A federal judge late Friday temporarily blocked President Donald Trump's plan to gut the U.S. Agency for International Development (USAID) by halting plans to put more than 2,000 employees on leave and reinstating 500 employees already removed.
U.S. District Judge Carl Nichols, a Trump appointee, in the order issued shortly before the midnight deadline also paused a directive that the agency's Foreign Service officers have 30 days to return to the United States, according to NPR.
Unions representing workers at the agency sued the Trump administration on Thursday in an eleventh-hour attempt to stop the purge, arguing the action was unconstitutional and would spark a "global humanitarian crisis."
In his order, Nichols said that the unions had "adequately demonstrated" that their members faced "irreparable injury" from being placed on leave, NPR reported.
He also pointed to their claims that many USAID workers who work in dangerous parts of the globe would no longer have access to email and internal warnings systems if placed on leave, the report said.
"No future lawsuit could undo the physical harm that might result if USAID employees are not informed of imminent security threats occurring in the countries to which they have relocated in the course of their service to the United States," Nichols wrote.
"Administrative leave in Syria is not the same as administrative leave in Bethesda: simply being paid cannot change that fact," he added.

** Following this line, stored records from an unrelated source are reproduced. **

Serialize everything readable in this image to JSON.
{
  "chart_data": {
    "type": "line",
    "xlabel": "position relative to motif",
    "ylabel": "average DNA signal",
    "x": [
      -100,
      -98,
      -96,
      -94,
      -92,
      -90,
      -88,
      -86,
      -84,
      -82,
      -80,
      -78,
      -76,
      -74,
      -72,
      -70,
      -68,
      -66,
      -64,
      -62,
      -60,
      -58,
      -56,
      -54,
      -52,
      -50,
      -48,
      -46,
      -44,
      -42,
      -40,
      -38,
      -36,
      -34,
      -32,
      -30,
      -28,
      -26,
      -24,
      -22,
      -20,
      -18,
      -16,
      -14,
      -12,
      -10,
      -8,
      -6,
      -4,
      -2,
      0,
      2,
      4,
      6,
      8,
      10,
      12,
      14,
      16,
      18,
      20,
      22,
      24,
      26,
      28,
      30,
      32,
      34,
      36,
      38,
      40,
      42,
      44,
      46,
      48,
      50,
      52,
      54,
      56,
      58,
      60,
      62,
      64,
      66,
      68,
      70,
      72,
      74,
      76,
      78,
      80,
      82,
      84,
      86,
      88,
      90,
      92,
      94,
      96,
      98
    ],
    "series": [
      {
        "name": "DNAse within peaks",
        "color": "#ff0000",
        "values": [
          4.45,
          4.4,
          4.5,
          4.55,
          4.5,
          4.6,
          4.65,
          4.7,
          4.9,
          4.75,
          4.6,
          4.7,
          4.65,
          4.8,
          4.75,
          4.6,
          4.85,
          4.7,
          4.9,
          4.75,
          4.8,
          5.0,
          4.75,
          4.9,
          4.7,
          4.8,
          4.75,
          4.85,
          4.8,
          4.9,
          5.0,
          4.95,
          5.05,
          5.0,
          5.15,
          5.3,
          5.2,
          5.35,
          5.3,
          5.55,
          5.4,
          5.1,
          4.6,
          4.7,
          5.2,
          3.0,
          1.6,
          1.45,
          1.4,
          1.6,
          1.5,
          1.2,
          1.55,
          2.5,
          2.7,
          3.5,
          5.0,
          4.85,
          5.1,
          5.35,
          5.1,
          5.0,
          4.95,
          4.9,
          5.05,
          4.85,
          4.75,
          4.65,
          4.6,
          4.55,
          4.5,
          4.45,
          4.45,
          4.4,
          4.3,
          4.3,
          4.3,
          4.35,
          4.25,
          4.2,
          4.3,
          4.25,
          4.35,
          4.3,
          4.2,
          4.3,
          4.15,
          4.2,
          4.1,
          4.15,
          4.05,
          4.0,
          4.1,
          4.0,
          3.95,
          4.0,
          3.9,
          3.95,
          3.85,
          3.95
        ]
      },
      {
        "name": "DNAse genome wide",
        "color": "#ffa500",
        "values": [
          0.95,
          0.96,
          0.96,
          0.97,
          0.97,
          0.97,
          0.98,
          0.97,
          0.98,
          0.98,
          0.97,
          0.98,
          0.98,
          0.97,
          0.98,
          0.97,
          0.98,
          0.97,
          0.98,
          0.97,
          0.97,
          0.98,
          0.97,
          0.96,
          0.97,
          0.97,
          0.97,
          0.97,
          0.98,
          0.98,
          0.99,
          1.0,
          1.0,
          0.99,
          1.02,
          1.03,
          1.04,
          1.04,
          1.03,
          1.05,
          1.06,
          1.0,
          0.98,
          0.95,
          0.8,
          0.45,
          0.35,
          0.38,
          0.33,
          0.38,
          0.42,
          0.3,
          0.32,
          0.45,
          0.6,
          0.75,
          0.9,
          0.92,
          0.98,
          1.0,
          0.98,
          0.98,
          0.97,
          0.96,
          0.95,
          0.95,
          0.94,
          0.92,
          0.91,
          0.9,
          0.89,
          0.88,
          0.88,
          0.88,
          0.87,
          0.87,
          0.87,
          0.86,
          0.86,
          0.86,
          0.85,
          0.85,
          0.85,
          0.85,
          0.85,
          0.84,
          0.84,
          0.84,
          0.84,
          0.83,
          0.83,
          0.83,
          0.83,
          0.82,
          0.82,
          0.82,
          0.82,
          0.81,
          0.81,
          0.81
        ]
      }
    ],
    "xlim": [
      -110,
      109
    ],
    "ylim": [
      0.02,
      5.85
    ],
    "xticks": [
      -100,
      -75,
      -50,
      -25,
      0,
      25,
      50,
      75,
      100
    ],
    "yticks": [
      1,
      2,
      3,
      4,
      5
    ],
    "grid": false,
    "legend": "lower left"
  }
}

USAID and a number of other federal agencies have come into the crosshairs of Trump and billionaire Elon Musk, who is heading up the Department of Government Efficiency, since the Jan. 20 inauguration.
On Friday morning, Trump without evidence, accused USAID of being corrupt.
"USAID IS DRIVING THE RADICAL LEFT CRAZY, AND THERE IS NOTHING THEY CAN DO ABOUT IT BECAUSE THE WAY IN WHICH THE MONEY HAS BEEN SPENT, SO MUCH OF IT FRAUDULENTLY, IS TOTALLY UNEXPLAINABLE," he said in an all-caps posting on Truth Social.
"THE CORRUPTION IS AT LEVELS RARELY SEEN BEFORE. CLOSE IT DOWN!" he said.
The order remains in effect until next Friday, and Nichols has scheduled a hearing on Wednesday, NPR reported.